Diaz and Azar [13] discussed the use of the TA in video-assisted chest wall stabilization surgeries, highlighting the non-division of muscles and lower morbidity. In procedures performed on cadavers, they pointed out that in cases of lateral and posterolateral rib fractures, the triangle of auscultation would facilitate the surgery.
Other studies have sought more possibilities for procedures performed through the triangle of auscultation, such as in cases of esophageal atresia, lobectomy, and pleurectomy[4,7,14]. Thus, the variety of procedures that the triangle enables is highlighted, as well as benefits such as a shorter postoperative recovery period.
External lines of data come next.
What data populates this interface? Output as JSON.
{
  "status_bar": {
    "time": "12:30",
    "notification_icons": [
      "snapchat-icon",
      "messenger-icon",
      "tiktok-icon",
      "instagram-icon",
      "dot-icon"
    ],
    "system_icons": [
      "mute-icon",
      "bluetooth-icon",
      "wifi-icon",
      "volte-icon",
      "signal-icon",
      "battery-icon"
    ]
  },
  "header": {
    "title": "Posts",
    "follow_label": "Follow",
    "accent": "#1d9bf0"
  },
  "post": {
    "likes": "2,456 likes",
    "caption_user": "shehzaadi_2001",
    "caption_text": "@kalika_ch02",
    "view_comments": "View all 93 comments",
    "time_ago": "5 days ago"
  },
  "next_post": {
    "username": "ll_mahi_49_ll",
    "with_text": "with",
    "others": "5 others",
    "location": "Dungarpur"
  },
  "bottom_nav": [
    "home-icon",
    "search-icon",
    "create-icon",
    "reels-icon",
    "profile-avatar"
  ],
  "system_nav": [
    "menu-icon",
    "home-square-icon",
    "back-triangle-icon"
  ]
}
The trapezius margin was the longest, followed by the latissimus dorsi margin, and lastly, the scapular margin. Additionally, the average area of the triangles was homogeneous regardless of the morphological types. The statistical analysis showed no significant differences regarding the sides of the triangles, morphology, or the sex of the fetus. However, it highlighted the influence of age on the development of the triangle, as the three margins of the triangle, the area, and perimeter increased with gestational age. From a clinical perspective, there would be no difference in interventions made through the triangle between men and women, or on the right or left side. However, access to the thoracic region would be facilitated according to the individual's age, considering the larger area of the triangle. It is also worth noting that patients under one year of age who undergo thoracotomy have a higher risk of subsequent scoliosis due to the probable influence of stress on the ribs and the costovertebral joint[15]. Nevertheless, there are reports of procedures performed on children through the triangle, highlighting greater muscle conservation and better scoliosis outcomes compared to conventional thoracotomies[16].
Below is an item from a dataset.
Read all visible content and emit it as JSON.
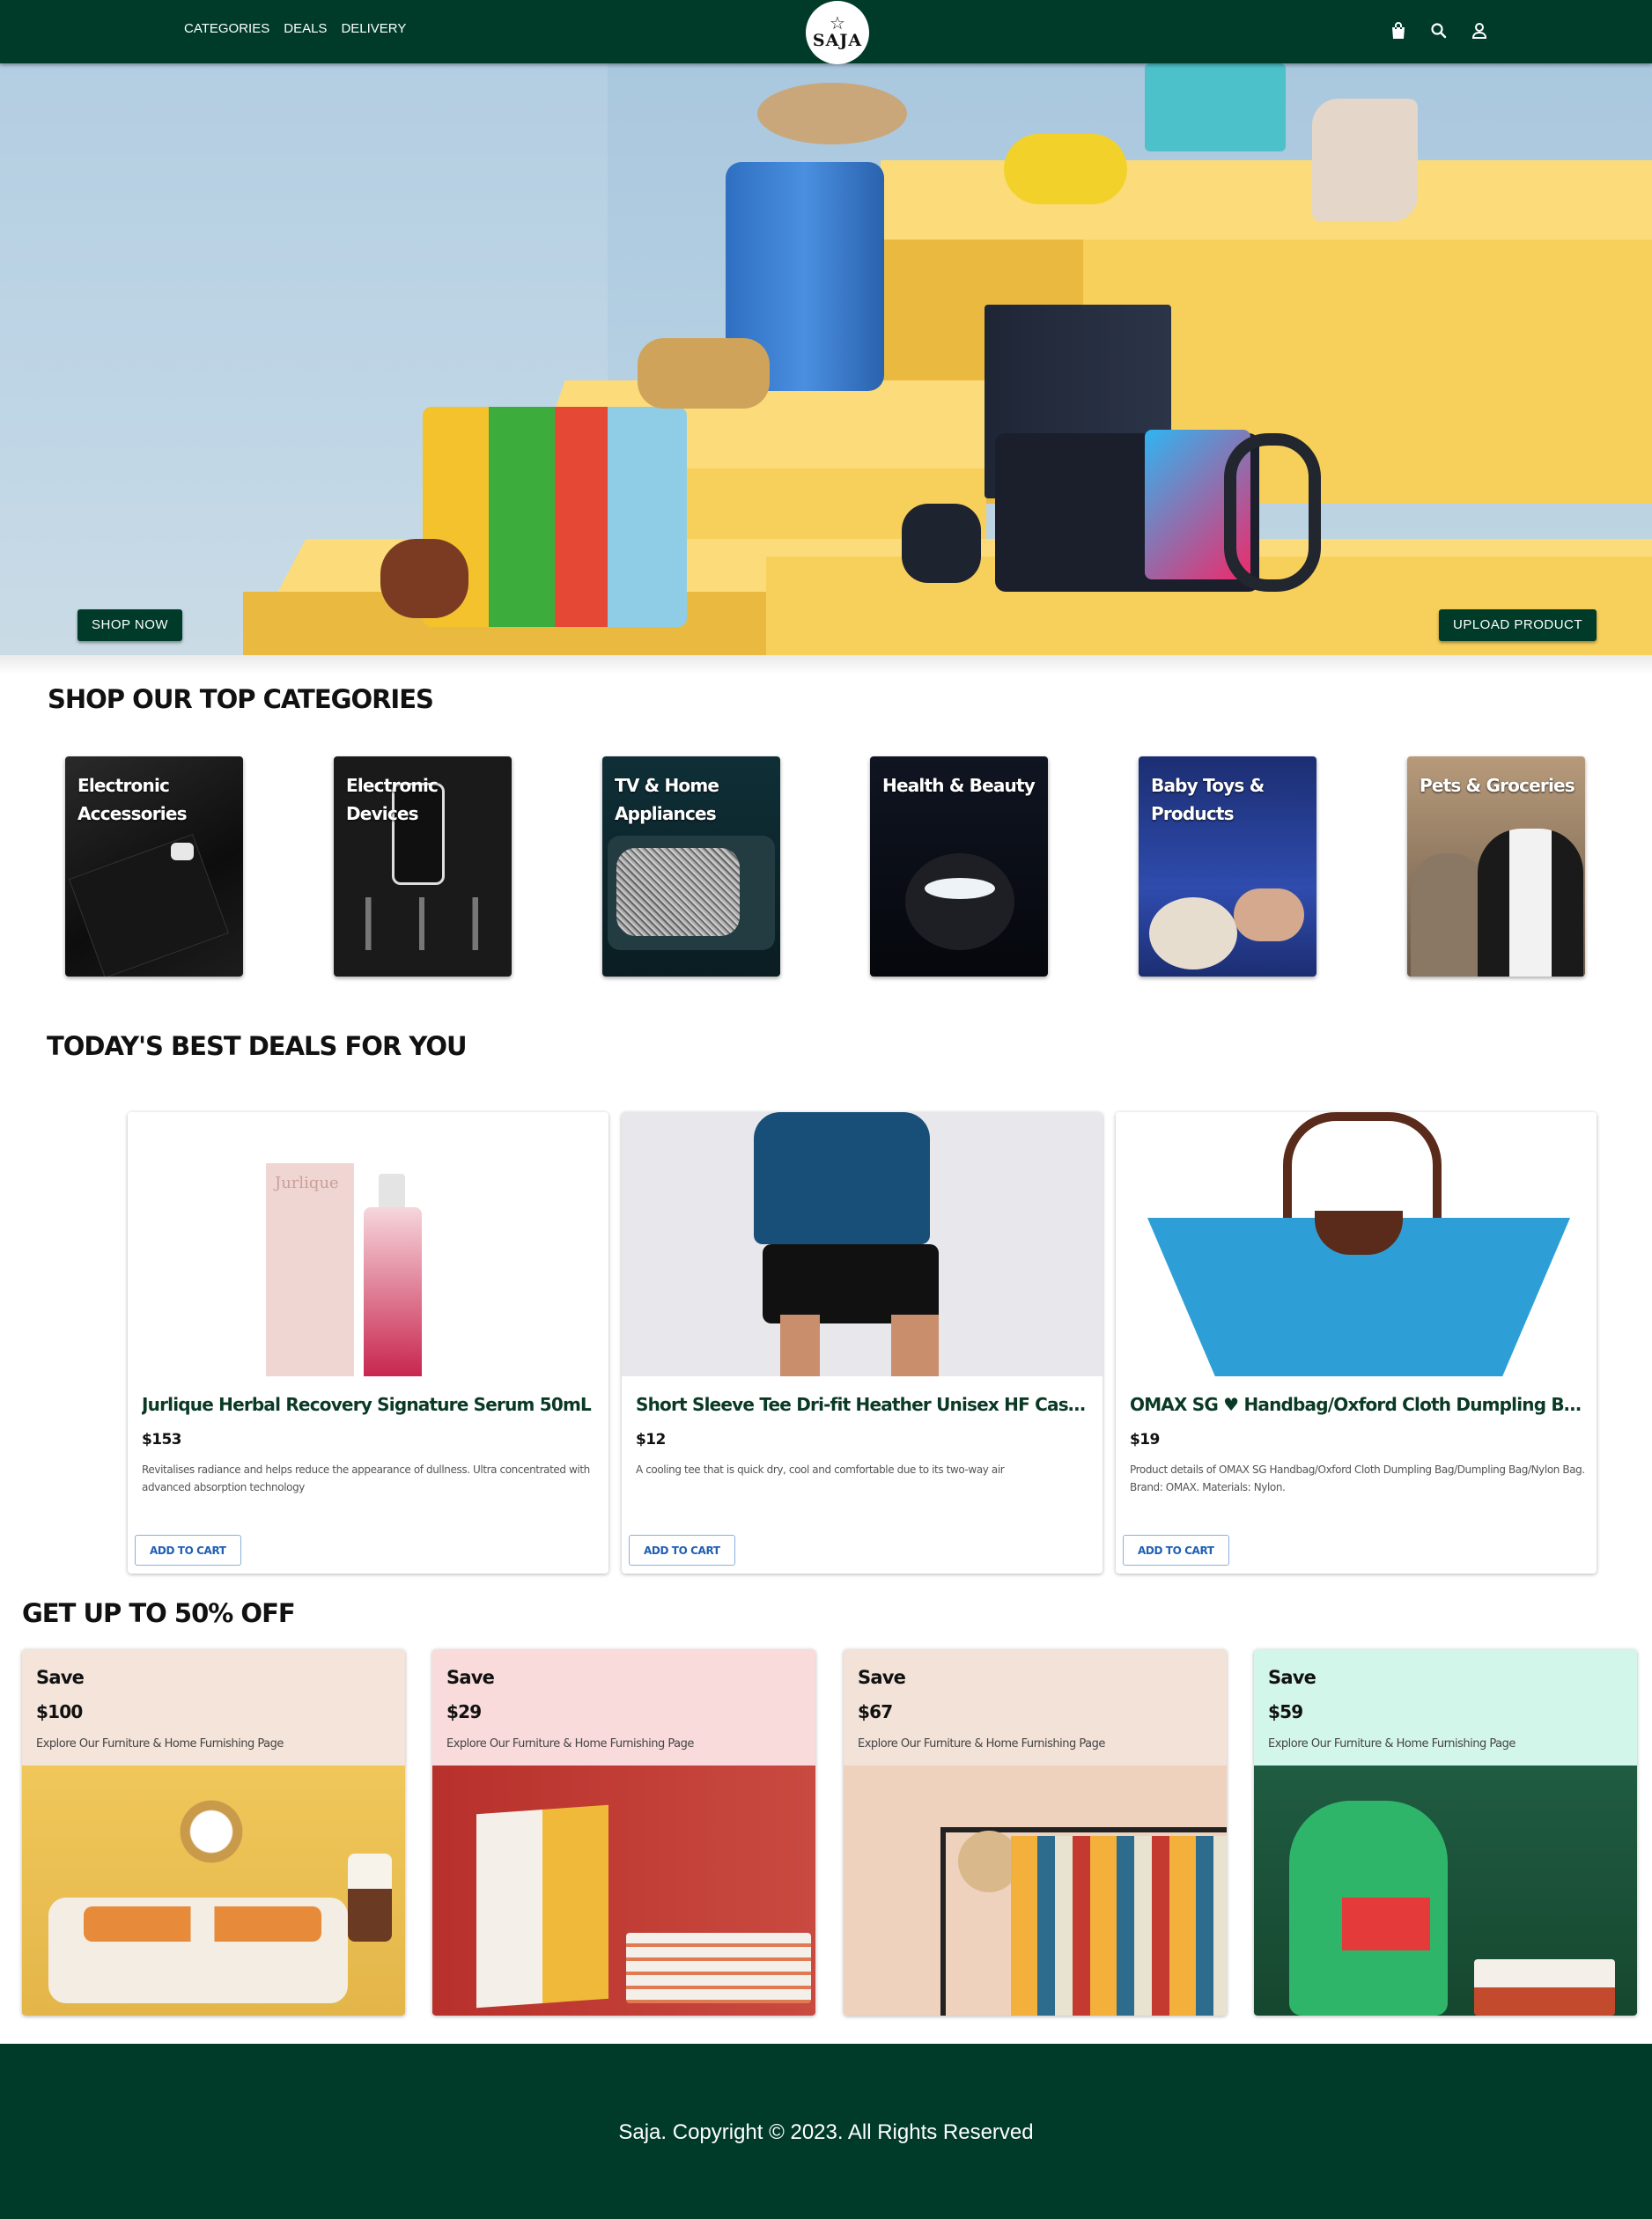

The described applications indicate that more anatomical studies on the triangle of auscultation are necessary to better explore this anatomical area clinically and surgically.
Conclusion
The TA facilitates access to thoracic structures, enabling invasive procedures and examination through auscultation. In the present study, the morphological and morphometric analysis of the triangle demonstrated that variables such as sex, side, and morphology do not have a significant influence, but age stood out as a factor influencing the margins, perimeter, and area. More anatomical studies and clinical observations need to be conducted to verify how these factors can enhance procedures in patients.
Acknowledgment
The authors wish to sincerely thank those who donated their bodies to science so that anatomical research could be performed. Results from such research can potentially improve patient care and increase mankind's overall knowledge. Therefore, these donors and their families deserve our highest gratitude.
Funding
This research did not receive any specific grant from funding agencies in the public, commercial, or not-for-profit sectors.
RESEARCH ETHICS COMMITTEE APPROVAL
The study was approved by the Universidade Federal de Sergipe Research Ethics Committee under hearing number 5.754.214 and CAAE: 64361122.5.0000.5546. The study followed the ethical guidelines established by the Declaration of Helsinki.
Declaration Of Competing Interest
The authors declare that they have no known competing financial interests or personal relationships that could have appeared to influence the work reported in this paper.